Алиса убивает любимых (Карин) - страница 4

Друг проводил меня обратно до дома, пожал мне руку, улыбнулся и обещал обязательно позвонить на днях, чтобы пересечься, но так и не позвонил. А в следующую субботу я снова поехал на комбинат, но уже в одиночестве. Несмотря на то, что мне было немного не по себе шататься ночью по неизвестному пустырю, никого звать с собой я не стал, боясь, что меня примут за сумасшедшего. Вероятно, я действительно начал сходить с ума, раз так ухватился за эту хрупкую соломинку – странное объявление, которому было, возможно, уже несколько лет.
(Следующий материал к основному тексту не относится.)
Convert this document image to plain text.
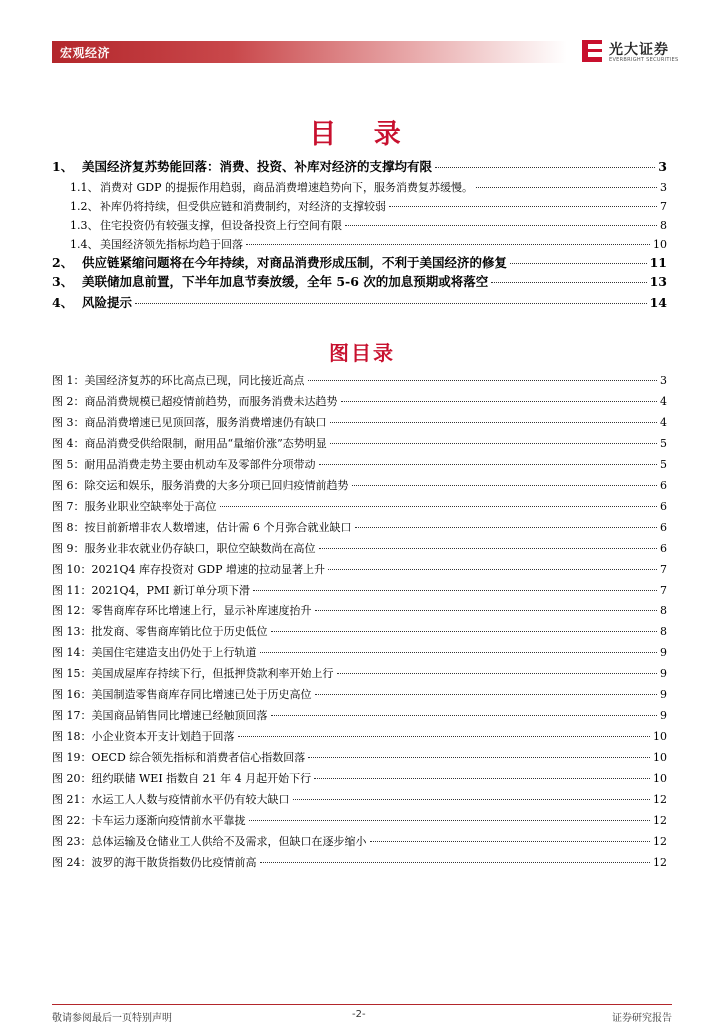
宏观经济	光大证券
EVERBRIGHT SECURITIES
目 录
1、 美国经济复苏势能回落：消费、投资、补库对经济的支撑均有限	3
1.1、 消费对 GDP 的提振作用趋弱，商品消费增速趋势向下，服务消费复苏缓慢。	3
1.2、 补库仍将持续，但受供应链和消费制约，对经济的支撑较弱	7
1.3、 住宅投资仍有较强支撑，但设备投资上行空间有限	8
1.4、 美国经济领先指标均趋于回落	10
2、 供应链紧缩问题将在今年持续，对商品消费形成压制，不利于美国经济的修复	11
3、 美联储加息前置，下半年加息节奏放缓，全年 5-6 次的加息预期或将落空	13
4、 风险提示	14
图目录
图 1：美国经济复苏的环比高点已现，同比接近高点	3
图 2：商品消费规模已超疫情前趋势，而服务消费未达趋势	4
图 3：商品消费增速已见顶回落，服务消费增速仍有缺口	4
图 4：商品消费受供给限制，耐用品“量缩价涨”态势明显	5
图 5：耐用品消费走势主要由机动车及零部件分项带动	5
图 6：除交运和娱乐，服务消费的大多分项已回归疫情前趋势	6
图 7：服务业职业空缺率处于高位	6
图 8：按目前新增非农人数增速，估计需 6 个月弥合就业缺口	6
图 9：服务业非农就业仍存缺口，职位空缺数尚在高位	6
图 10：2021Q4 库存投资对 GDP 增速的拉动显著上升	7
图 11：2021Q4，PMI 新订单分项下滑	7
图 12：零售商库存环比增速上行，显示补库速度抬升	8
图 13：批发商、零售商库销比位于历史低位	8
图 14：美国住宅建造支出仍处于上行轨道	9
图 15：美国成屋库存持续下行，但抵押贷款利率开始上行	9
图 16：美国制造零售商库存同比增速已处于历史高位	9
图 17：美国商品销售同比增速已经触顶回落	9
图 18：小企业资本开支计划趋于回落	10
图 19：OECD 综合领先指标和消费者信心指数回落	10
图 20：纽约联储 WEI 指数自 21 年 4 月起开始下行	10
图 21：水运工人人数与疫情前水平仍有较大缺口	12
图 22：卡车运力逐渐向疫情前水平靠拢	12
图 23：总体运输及仓储业工人供给不及需求，但缺口在逐步缩小	12
图 24：波罗的海干散货指数仍比疫情前高	12
敬请参阅最后一页特别声明	-2-	证券研究报告
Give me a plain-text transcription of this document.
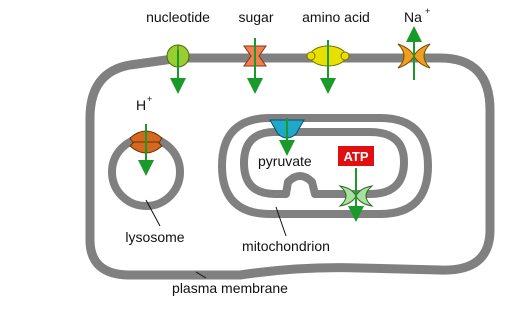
ATP
nucleotide sugar amino acid Na +
H +
pyruvate
lysosome
mitochondrion
plasma membrane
И все же где-то в глубине души я чувствовал, что обязан побывать в комнате с розовым слоном, иначе просто не смог бы заснуть. С собой я взял плед, чтобы накинуть его на забор, фонарик, бутылку воды и, на всякий случай, блокнот с ручкой, если придется что-то записывать. Мне и самому было невероятно смешно от того, с какой ответственностью я подошел к своей сомнительной затее, и все же ничего не мог поделать с пожирающим меня любопытством.

В половину одиннадцатого, за полчаса до времени, указанного в объявлении, я уже был на месте и решил немного осмотреться. Плед мне не понадобился, потому что, обойдя территорию завода с обратной стороны, я нашел лазейку в заборе, рядом с которой была притоптана трава. Я раздвинул сетку и пролез внутрь, оказавшись прямо напротив спуска в подвал. Простояв несколько секунд в тревожной нерешительности перед темным проходом, я всматривался и вслушивался, но вокруг не было ничего, кроме мрака и тишины. Тогда наполовину наощупь я спустился по сбитым бетонным ступеням вниз и пошел по какому-то коридору вслед за блеклым кругом света от фонаря, уже жалея о том, что делаю. И хотя сердце билось как сумасшедшее, ноги все равно несли меня вперед.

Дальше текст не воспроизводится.